Saturday, April 12, 2014

Singing the Lucy Blues

I'm sure you've all heard of "Where's Waldo?"  Well, I'm playing a new game called "Where's Addi?" It doesn't have the same ring to it but you get the idea. Besides, I look pretty good in red and white stripes.

Here's a recap of the week: dying client, eye-sty-ing dog, clothes-washing and going on a mission from God. There you have it.

Let's stick with the dog, because at least that's fun in an expensive way and doesn't involve someone dying and doesn't involve me doing more work for the church.
Poor, poor Lucy. She must have gotten jealous of how much money we spent to keep Freckles alive back in 2010. She's out to outspend her sister.
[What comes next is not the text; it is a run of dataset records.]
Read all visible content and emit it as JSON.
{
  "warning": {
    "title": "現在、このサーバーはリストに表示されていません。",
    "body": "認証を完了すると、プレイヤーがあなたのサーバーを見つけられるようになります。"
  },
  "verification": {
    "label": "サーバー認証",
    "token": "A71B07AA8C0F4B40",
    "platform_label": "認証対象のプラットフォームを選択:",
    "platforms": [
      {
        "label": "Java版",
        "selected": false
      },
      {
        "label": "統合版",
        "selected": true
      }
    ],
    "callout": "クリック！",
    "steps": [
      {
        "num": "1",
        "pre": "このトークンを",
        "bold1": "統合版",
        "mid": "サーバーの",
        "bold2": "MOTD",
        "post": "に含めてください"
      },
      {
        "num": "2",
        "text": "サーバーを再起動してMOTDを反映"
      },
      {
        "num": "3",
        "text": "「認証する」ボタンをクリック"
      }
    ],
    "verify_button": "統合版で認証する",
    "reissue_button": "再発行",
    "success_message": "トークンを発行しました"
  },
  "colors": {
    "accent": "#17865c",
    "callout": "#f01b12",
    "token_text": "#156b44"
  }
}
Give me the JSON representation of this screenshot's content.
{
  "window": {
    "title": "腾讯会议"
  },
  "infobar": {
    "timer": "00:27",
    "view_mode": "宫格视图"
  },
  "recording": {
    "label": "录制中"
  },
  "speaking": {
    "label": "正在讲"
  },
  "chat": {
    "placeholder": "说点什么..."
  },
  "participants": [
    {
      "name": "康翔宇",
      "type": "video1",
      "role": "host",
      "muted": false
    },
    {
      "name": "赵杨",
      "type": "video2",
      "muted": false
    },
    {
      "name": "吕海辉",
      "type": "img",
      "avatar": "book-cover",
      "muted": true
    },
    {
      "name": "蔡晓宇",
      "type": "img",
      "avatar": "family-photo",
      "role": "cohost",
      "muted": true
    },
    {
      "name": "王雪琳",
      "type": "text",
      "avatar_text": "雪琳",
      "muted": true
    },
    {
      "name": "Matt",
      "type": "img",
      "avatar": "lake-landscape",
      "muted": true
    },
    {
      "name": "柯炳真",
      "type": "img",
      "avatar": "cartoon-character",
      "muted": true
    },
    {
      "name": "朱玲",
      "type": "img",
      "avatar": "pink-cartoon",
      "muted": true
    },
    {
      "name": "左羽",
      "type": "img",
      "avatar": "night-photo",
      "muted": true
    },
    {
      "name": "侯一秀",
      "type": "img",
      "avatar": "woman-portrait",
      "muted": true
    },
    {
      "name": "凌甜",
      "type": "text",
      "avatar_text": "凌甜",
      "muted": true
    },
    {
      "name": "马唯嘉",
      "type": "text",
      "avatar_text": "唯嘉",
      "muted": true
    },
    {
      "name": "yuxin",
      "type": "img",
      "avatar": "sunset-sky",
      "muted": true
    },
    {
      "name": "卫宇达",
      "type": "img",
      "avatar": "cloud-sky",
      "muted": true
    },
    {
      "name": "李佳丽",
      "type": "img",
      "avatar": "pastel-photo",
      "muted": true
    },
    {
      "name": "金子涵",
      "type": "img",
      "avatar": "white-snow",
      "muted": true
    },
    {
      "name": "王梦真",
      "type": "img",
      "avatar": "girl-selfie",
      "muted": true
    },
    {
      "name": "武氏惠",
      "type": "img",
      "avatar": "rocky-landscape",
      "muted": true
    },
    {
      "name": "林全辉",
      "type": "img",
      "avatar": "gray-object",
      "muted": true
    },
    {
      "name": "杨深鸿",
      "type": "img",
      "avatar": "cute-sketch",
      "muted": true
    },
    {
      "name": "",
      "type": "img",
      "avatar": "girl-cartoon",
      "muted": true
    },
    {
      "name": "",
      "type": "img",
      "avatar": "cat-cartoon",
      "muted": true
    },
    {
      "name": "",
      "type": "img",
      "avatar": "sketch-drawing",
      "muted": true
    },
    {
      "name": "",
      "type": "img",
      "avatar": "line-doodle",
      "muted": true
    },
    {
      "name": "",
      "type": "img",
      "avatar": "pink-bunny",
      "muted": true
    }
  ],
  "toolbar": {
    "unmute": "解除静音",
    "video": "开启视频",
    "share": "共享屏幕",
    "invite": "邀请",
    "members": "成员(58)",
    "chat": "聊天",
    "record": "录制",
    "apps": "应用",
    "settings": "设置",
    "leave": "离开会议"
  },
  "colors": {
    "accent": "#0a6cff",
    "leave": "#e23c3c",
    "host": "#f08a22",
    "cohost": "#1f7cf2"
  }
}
Here's a photo of her imitating her favorite dog on the planet, Blue Dog.

No, this was not a planned donning of the blue. Lucy just joined me in making some artwork for an upcoming show. I was painting...next thing I knew, I had a dog with blue.
The wife was not amused.

Lucy is now mucking her way through an anal gland tumor, wobbly legs and disgustingly-licked-over skin. She has now decided to add what I would label a meibomian gland adenoma to the mix. (Me and the Internet--always a dangerous combination.) It's no big deal and super-common and only becomes a problem if the thing starts rubbing on the cornea.

Well, guess who is gifted in the let's-grow-a-big-eye-cyst-and-cost-you-money? You bet: Lucy.

I wasn't going to do anything about it as it's not something you do anything about....unless, it starts bothering the dog. I thought I might take a photo, post it on Book de la Face and call it a day....but, Lucy's eye got red and irritated and booger-y. So, back to the vet we went, charge card in hand. Having it fully removed (as hers in deep into the eyelid and not something you just snip off--of course it's not) is a major expense and needs a surgeon. The vet looked at it and agreed with my observation that it was deep into the eye lid.....she looked and looked....

.....and then, the vet decided to go the cheap route this time: S-S-S-S-Q-U-E-E-E-E-E-E-Z-E!

I must say, an impressive "thing" burst outta there and plopped onto the table. Lucy still has the cyst but it's smaller and it is not on as much of her eye now. I was instructed to use special eye drops (another day, another dog with eye drops) and to keep an eye on it.

It was then time for the anal gland examination and expression. Imagine how excited Lucy was about this. She now recognizes the "hold her tight for the anal gland exam" position and starts wiggling the second the vet tech assumes the "hold her" position. She has had her anal glands expressed many a time as the one with the tumor is giving her fits. Last time we were at the vet, Lucy sprayed the vet with the most-pungent-smelling stuff known to man--I'm telling you, she "got" that lady full force with a gift of anal gland juice. I shouldn't have laughed but I couldn't help it--I mean, the vet was wearing a vat of this stuff. As it was time to do it again, I warned the vet to "button up" and "stand back." Thank god she laughed. With the death grip on the greased-pig-wiggly dog, the vet released the Cracken and all was well. No one ended up wearing anything and I'm sure Lucy felt much better. After all, who the hell wants full anal gland?

The vet then said something I wasn't expecting; in fact, I don't think any of you would expect this sentence to come out of your vet's mouth (well, unless you knew something was amiss in this department).  Call me a prude but my jaw dropped wide open when the vet announced: "Look at this--her vulva is red and inflamed."

The vet grabbed Lucy's tail, lifted it straight up, grabbed Lucy's girl parts and had me take a gander.

Um, yeah, I guess. I've never really every looked at Lucy's girl parts so I can't judge if they look different or not.

The vet then said something I wasn't expecting after hearing about said girl part problems; she asked: "Do you have any of that ear medication left?"

At first, I thought she has skipped on to a new subject and I thought, "oh geez, she has ear problems, too?" Then, I realized the vet wasn't talking about her ears. She added, "just use some of that ear medication and put it on her vulva."

Oh my achin' ass....Now I have to put ear medication on Lucy's girl parts? This is ridiculous. Like I want to put ear medication on canine girl parts. I don't even have one shred of an idea of how I am going to do this. Eye drops, ear drops I can do. This? I'm gonna need therapy.

So, Lucy Bark of Poteidaia, an almost-twelve-year-old party pup has a growth on her eye lid, only half her teeth, blue hair, an anal gland tumor, quick-filling anal glands, wobbly legs that go ever which way, itchy skin and an inflamed vulva. Not only that but she has an inflamed vulva that needs ear medication.

Makes Freckles blindness and deafness seem like a picnic.